| INSOLVENCY — Jurisdiction — Parent company and subsidiary in different member states — Conflicting decisions purporting to open insolvency proceedings — Criteria for regulation — Council Regulation (EC) No 1346/2000, arts 3(1), 16(1), 26
In re Eurofood IFSC Ltd (Case C-341/04)
ECJ: President Skouris, Judges Jann, Timmermans, Rosas, Malenovský, Puissochet, Schintgen, Colneric, Klučka, Lõhmus and Levits: 2 May 2006 }
The presumption, for the purposes of the rule that the courts of the EC member state where a debtor’s main interests were situated had jurisdiction to open insolvency proceedings, that, in the case of a company, that was where its registered office was situated, could only be rebutted by objective factors that were ascertainable by third parties; the fact that the company was a “letterbox” company that did not carry out any business in the state where it had its registered office would suffice, but the mere fact that it was a subsidiary whose economic choices were controlled by a parent company in another state would not.
The Grand Chamber of the Court of Justice of the European Communities so held inter alia on a reference for a preliminary ruling by the Supreme Court, Ireland.
E Ltd, with its registered office in Ireland, was a wholly owned subsidiary of Parmalat SpA, an Italian company which was admitted to extraordinary administration proceedings in December 2003. On an application to the Irish High Court in January 2004, that court appointed a provisional liquidator of E Ltd with inter alia powers to take possession of all the company’s assets.
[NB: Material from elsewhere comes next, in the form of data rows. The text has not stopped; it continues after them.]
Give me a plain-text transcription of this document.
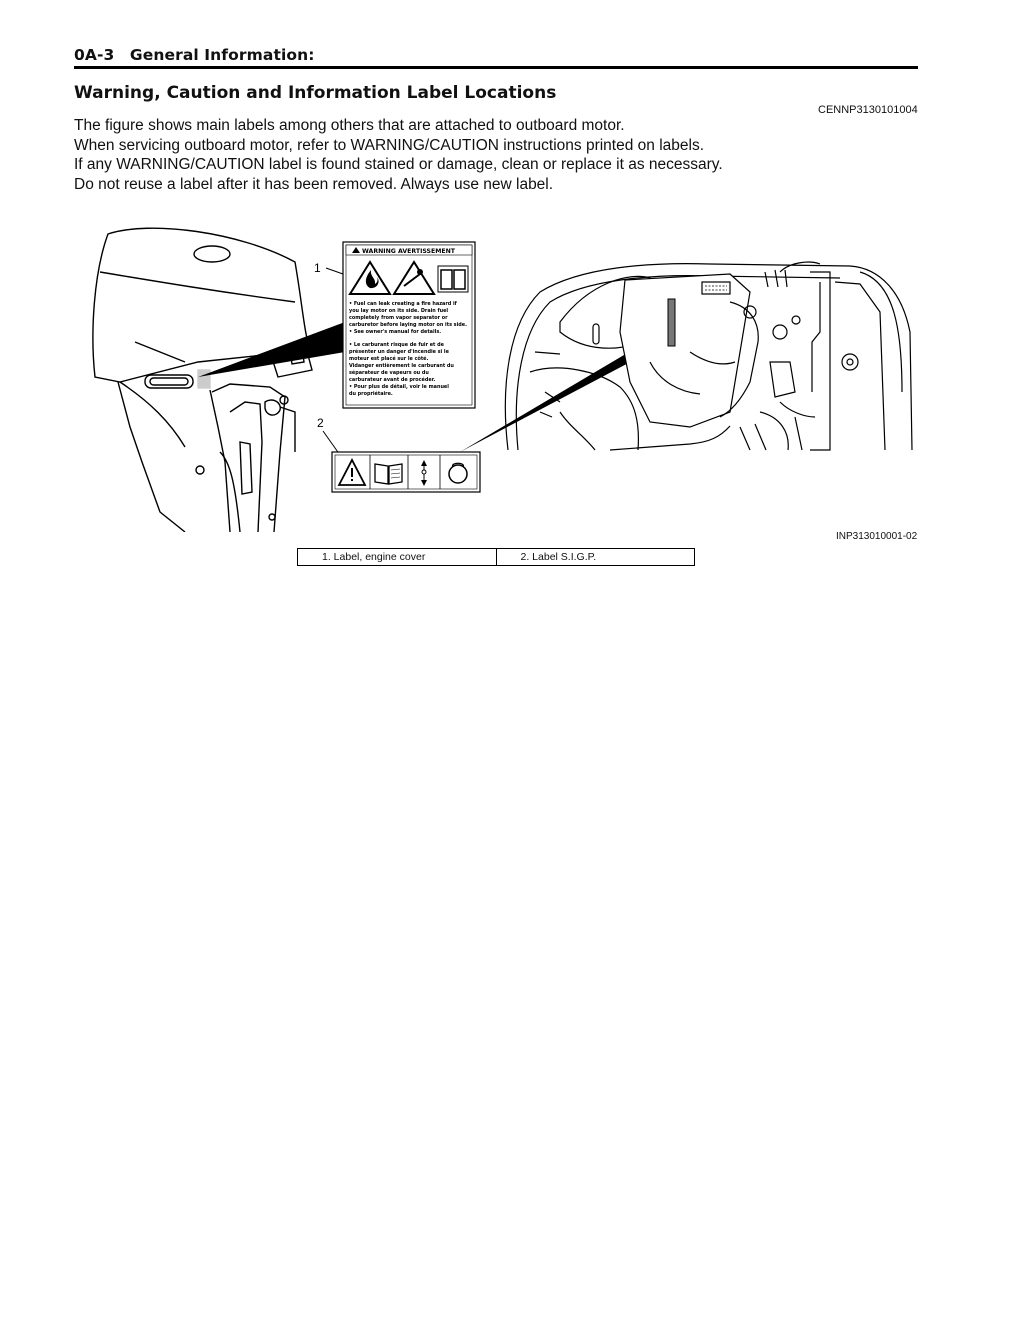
0A-3 General Information:
Warning, Caution and Information Label Locations
CENNP3130101004

The figure shows main labels among others that are attached to outboard motor.

When servicing outboard motor, refer to WARNING/CAUTION instructions printed on labels.

If any WARNING/CAUTION label is found stained or damage, clean or replace it as necessary.

Do not reuse a label after it has been removed. Always use new label.

1
WARNING AVERTISSEMENT
• Fuel can leak creating a fire hazard if
you lay motor on its side. Drain fuel
completely from vapor separator or
carburetor before laying motor on its side.
• See owner's manual for details.
• Le carburant risque de fuir et de
présenter un danger d'incendie si le
moteur est placé sur le côté.
Vidanger entièrement le carburant du
séparateur de vapeurs ou du
carburateur avant de procéder.
• Pour plus de détail, voir le manuel
du propriétaire.
2
INP313010001-02
1. Label, engine cover	2. Label S.I.G.P.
In February, an Italian court determined that it had jurisdiction in the matter of E Ltd’s insolvency, after a hearing of which the Irish liquidator had four days’ notice and in respect of which he received no documents despite repeated requests. In March, the Irish court determined that E Ltd was insolvent. On appeal, a number of issues of jurisdiction were referred to the European Court.
Art 3(1) of Regulation 1346/2000 on insolvency proceedings provides: “'The courts of the member state within the territory of which the centre of a debtor’s main interests is situated shall have jurisdiction to open insolvency proceedings. In the case of a company or legal person, the place of the registered office shall be presumed to be the centre of its main interests in the absence of proof to the contrary.” Art 16(1) provides: “Any judgment opening insolvency proceedings … pursuant to article 3 shall be recognised in all the other member states …” Art 26 provides: “Any member state may refuse to recognise insolvency proceedings opened in another member state … where the effects of such recognition … would be manifestly contrary to that state’s … fundamental principles …”
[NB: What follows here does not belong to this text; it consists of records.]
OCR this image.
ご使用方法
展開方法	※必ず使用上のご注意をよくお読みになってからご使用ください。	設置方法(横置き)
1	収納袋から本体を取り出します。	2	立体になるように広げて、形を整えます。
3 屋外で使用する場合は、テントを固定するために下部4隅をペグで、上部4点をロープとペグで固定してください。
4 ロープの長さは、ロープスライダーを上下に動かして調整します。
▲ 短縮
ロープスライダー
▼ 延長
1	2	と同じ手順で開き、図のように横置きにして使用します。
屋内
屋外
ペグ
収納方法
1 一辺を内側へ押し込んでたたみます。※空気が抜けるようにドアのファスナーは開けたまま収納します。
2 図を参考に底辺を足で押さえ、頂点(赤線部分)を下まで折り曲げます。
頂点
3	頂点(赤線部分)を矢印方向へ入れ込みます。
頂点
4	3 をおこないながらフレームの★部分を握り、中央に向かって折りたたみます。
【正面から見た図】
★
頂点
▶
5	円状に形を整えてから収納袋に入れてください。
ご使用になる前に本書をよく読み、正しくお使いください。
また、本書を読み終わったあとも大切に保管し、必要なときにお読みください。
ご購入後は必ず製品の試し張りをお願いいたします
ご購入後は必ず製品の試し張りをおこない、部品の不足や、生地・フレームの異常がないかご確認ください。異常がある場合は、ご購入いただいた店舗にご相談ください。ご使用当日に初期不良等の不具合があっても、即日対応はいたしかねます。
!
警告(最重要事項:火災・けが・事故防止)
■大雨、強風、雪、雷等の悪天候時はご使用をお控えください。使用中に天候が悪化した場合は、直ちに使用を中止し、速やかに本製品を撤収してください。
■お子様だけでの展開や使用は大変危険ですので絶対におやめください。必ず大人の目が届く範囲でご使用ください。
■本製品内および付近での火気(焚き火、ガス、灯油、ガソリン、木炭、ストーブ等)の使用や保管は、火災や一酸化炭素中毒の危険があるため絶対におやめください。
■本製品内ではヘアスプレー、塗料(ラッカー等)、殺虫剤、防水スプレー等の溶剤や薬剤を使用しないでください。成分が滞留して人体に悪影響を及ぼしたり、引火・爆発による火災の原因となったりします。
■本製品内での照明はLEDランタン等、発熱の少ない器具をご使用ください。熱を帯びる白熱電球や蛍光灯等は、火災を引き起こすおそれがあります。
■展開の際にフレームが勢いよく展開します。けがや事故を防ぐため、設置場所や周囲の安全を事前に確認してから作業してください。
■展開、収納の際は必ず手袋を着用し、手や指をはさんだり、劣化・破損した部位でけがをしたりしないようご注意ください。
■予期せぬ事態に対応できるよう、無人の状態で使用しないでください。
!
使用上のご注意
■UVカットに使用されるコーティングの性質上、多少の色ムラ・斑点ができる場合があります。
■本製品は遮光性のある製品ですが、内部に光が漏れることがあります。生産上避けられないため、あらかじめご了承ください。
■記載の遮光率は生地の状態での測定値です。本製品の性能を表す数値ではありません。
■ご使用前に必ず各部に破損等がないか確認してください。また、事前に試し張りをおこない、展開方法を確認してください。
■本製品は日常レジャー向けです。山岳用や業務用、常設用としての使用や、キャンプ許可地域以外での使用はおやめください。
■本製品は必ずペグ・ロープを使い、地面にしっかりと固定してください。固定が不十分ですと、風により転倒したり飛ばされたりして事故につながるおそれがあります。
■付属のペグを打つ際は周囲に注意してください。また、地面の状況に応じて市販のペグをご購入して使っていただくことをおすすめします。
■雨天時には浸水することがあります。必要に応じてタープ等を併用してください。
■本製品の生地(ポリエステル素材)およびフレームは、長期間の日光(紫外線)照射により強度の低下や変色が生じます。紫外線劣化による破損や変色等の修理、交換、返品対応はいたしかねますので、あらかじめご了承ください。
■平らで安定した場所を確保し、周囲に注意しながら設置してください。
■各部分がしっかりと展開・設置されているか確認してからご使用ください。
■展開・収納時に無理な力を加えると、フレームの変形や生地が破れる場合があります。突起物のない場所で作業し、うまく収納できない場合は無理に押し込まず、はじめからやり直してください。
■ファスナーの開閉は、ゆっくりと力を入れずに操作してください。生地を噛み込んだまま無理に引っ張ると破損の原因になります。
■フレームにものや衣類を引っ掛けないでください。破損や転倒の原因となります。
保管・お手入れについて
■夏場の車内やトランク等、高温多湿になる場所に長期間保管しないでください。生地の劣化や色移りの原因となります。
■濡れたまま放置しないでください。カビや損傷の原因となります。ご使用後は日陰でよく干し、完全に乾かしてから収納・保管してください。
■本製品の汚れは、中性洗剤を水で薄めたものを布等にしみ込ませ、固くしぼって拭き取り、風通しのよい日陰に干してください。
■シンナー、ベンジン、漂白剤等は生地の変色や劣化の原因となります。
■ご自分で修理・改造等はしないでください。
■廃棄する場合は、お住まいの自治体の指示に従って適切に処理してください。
THE COURT, for reasons stated by it, ruled: (1) where a debtor was a subsidiary company whose registered office and that of its parent company were situated in two different member states, the presumption laid down in art 3(1) of Regulation 1346/2000 could be rebutted only if factors which were both objective and ascertainable by third parties enabled it to be established that an actual situation existed which was different from that which location at that registered office was deemed to reflect. That could be so in particular in the case of a company not carrying out any business in the territory of the member state in which its registered office was situated. By contrast, where a company carried on its business in the territory of the member state where its registered office was situated, the mere fact that its economic choices were or could be controlled by a parent company in another member state was not enough to rebut the presumption laid down by that Regulation. (2) On a proper interpretation of article 16(1) of the Regulation, (i) the main insolvency proceedings opened by a court of a member state had to be recognised by the courts of the other member states without their being able to review the jurisdiction of the court of the opening state, and (ii) a “judgment opening insolvency proceedings” included a decision to appoint a liquidator and to divest the debtor so that the debtor lost the powers of management over his assets. (3) On a proper interpretation of art 26, a member state could refuse to recognise insolvency proceedings opened in another member state where the decision to open the proceedings was taken in flagrant breach of the fundamental right to be heard which a person concerned by such proceedings enjoyed.